1. Предсказуемость и регулируемость, иными словами – “научность” международных отношений как на глобальном, так и на региональном уровнях. Зародившись на волне позитивизма XIX века, понятие “научности”, лишившись, правда, своей изначальной категоричности, сохранилось до сих пор. Международные отношения представляются не как стихийное взаимодействие множества факторов, но как эволюционный процесс, повинующийся объективным закономерностям, хотя и осложненный многовариантностью и многофакторностью истории.

2. Эта подконтрольность международных отношений в силу своего определенного детерминизма зависит не столько от человеческой воли, будь то воля вождя, доминирующей общественной группы или большинства нации в целом, сколько от географической среды, в которой эта нация развивается.

3. Соответствующие географические факторы сводятся, по сути, к природно-климатическим (месторасположение, рельеф, климат, территория) и цивилизационно-политическим (расположение данной нации относительно других наций). Географические факторы определяют важные характеристики бытия нации в мировом концерте держав: характер экономического развития и взаимодействия с внешним миром, степень склонности к экспансии и возможность ее реального осуществления, место в общецивилизационном развитии на том или ином историческом этапе.

4. Склонность к максимально возможному увеличению своей мощи (что в зависимости от обстоятельств принимает формы экономического преобладания, политического господства, прямых территориальных приращений и т. д.) естественна для государства как для своего рода здорового организма.

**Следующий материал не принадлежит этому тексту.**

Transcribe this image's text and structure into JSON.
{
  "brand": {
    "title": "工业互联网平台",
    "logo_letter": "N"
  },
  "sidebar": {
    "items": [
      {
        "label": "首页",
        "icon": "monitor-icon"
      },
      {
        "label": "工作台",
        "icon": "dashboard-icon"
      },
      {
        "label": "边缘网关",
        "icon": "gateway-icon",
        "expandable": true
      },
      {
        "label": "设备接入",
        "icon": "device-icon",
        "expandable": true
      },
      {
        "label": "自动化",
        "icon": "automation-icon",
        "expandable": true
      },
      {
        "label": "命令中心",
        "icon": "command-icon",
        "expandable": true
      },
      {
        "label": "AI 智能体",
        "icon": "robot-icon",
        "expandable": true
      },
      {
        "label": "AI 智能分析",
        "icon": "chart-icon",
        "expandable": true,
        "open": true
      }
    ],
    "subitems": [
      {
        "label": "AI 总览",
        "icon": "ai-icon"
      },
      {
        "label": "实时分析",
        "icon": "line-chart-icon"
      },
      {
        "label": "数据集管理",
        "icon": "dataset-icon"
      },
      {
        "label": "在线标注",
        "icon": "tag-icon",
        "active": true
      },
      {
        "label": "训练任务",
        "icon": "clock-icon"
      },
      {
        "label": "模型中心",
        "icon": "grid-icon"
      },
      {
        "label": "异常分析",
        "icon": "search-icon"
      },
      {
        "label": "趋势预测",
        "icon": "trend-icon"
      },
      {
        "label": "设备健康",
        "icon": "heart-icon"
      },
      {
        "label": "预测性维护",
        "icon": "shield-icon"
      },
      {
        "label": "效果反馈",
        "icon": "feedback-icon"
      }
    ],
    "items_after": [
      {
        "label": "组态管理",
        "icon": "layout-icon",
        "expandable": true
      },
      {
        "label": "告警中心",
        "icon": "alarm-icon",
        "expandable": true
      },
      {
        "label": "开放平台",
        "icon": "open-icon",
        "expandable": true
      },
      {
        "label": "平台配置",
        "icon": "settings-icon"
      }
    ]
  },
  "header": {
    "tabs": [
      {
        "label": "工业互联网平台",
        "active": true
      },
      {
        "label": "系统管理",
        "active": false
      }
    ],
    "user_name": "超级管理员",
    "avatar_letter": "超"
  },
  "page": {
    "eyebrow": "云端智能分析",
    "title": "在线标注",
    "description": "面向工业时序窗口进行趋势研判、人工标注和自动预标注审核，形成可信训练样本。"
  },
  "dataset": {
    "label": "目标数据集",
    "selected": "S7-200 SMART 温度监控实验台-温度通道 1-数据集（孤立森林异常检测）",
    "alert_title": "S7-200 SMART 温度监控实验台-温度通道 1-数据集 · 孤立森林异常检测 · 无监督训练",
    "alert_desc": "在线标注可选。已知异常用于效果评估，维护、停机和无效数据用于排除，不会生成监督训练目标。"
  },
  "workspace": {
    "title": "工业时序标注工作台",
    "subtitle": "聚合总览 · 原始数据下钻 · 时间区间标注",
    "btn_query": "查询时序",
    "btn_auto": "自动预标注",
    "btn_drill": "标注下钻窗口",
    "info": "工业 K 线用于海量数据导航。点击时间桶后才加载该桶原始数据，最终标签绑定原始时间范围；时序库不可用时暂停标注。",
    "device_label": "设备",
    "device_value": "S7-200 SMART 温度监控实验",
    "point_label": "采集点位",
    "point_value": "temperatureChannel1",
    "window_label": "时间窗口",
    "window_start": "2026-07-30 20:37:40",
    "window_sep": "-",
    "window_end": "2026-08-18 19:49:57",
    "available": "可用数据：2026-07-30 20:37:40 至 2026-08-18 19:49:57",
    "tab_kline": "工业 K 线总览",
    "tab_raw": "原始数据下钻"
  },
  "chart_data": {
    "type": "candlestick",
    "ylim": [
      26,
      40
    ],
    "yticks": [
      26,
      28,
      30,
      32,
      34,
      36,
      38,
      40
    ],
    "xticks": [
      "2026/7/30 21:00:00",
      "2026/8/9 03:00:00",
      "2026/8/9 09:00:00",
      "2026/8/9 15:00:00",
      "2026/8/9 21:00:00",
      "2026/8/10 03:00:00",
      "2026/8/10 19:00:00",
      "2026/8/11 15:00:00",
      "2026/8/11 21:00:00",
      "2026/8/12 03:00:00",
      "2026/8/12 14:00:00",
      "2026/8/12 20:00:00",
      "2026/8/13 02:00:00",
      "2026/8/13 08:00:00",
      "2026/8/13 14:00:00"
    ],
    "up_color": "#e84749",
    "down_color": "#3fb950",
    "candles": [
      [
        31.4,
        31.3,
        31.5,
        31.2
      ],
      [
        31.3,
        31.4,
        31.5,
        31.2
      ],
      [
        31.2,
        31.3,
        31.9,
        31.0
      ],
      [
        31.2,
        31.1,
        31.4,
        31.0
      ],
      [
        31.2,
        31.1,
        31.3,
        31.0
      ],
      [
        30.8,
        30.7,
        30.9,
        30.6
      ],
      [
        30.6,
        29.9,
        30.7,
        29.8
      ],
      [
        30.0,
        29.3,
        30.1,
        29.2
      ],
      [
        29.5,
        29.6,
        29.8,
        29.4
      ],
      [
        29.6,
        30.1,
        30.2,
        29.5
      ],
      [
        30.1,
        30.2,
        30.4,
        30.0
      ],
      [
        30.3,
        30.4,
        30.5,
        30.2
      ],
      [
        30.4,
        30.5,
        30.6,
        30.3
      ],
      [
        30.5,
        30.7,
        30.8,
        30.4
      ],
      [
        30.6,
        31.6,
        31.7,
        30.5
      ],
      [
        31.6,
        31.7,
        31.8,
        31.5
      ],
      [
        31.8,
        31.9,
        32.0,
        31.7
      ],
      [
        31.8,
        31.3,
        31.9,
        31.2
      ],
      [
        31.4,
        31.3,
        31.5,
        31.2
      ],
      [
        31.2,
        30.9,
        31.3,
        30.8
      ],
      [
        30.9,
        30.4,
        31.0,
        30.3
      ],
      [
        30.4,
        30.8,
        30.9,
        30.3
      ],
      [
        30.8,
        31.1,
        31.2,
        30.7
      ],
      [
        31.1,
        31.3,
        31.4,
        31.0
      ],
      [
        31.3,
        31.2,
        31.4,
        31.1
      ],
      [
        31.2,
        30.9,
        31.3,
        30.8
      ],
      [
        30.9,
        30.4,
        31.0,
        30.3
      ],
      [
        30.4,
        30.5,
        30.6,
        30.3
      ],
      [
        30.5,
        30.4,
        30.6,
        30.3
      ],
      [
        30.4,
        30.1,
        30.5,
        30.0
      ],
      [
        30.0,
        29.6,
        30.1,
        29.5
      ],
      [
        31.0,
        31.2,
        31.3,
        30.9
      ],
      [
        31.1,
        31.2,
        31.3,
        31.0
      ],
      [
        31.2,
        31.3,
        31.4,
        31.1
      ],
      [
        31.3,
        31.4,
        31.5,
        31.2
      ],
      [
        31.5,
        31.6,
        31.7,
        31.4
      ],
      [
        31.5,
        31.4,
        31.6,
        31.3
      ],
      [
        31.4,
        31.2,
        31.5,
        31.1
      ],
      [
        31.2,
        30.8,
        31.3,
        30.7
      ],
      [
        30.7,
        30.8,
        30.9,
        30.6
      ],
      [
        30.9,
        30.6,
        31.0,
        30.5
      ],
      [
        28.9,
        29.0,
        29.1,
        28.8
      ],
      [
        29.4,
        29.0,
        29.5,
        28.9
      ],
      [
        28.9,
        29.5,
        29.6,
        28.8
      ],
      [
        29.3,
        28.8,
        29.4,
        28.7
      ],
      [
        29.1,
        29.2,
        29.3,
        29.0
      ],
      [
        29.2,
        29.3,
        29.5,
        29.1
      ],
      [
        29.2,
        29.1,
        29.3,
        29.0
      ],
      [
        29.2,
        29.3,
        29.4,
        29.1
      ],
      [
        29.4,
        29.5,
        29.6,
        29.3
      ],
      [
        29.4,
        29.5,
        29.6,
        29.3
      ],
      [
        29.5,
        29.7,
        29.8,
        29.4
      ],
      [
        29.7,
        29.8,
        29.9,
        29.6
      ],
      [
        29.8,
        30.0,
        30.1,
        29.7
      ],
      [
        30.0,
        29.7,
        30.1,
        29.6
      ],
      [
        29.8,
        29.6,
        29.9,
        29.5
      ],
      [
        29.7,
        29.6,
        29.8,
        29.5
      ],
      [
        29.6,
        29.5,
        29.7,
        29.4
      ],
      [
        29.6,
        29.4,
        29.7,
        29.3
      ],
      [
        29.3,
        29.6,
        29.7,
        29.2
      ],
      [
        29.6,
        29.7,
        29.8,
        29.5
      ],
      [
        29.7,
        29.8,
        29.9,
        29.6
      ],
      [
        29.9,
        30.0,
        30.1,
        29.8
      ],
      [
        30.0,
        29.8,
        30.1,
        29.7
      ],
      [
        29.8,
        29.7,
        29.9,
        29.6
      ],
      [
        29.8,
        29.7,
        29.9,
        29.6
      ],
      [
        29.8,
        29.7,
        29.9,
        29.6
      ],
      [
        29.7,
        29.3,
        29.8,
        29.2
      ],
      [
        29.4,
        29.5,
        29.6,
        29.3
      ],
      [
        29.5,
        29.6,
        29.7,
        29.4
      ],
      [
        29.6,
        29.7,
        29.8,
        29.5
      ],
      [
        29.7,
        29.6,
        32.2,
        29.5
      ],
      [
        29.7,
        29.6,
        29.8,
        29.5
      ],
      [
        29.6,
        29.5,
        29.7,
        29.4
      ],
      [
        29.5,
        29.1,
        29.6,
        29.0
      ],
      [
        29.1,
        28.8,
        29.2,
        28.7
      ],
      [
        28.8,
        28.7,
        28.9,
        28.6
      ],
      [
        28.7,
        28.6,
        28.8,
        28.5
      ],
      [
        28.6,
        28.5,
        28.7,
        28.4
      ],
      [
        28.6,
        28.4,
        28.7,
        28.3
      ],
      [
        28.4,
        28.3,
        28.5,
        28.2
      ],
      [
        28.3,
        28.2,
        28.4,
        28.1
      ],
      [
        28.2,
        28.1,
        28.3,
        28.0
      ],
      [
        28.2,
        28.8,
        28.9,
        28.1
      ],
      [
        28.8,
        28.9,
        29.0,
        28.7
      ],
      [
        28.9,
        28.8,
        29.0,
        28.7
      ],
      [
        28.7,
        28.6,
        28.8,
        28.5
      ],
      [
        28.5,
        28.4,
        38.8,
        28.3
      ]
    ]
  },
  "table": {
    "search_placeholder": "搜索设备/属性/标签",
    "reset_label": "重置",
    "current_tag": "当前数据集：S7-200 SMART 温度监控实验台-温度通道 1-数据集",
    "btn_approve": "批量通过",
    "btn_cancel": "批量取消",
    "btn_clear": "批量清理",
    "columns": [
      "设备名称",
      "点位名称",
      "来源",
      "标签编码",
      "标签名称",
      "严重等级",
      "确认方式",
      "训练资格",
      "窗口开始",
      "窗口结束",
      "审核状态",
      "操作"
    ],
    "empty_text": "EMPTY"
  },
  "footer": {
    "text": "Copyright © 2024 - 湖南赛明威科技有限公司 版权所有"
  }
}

Эта склонность не носит ни единовременного, ни циклического характера, она постоянна. Параметры ее заданы географическими факторами, но конкретное возрастание государственной мощи происходит в контексте мировой истории, во взаимозависимости с другими государствами. Возникнув как проекция дарвинизма с его борьбой за существование как движителем эволюции, постулат о естественной склонности государства к наращиванию своей мощи в той или иной форме сегодня рассматривается как форма существования динамики исторического процесса.

5. Дихотомия “морские” нации – “континентальные” нации является одной из осей исторического развития, которое проистекает через взаимодействие с этой дихотомией. Диапазон взаимодействия покрывает весь спектр отношений – от военного конфликта до военного союза. Тем не менее разделение наций на “морские” и [c. 249] “континентальные” сохраняет значительный потенциал конфликтности, хотя он и снизился в XX веке. При этом понятие “морские” нации отчасти утратило комплиментарный оттенок, и о безусловном преобладании “морских” наций над “континентальными” более говорить не приходится.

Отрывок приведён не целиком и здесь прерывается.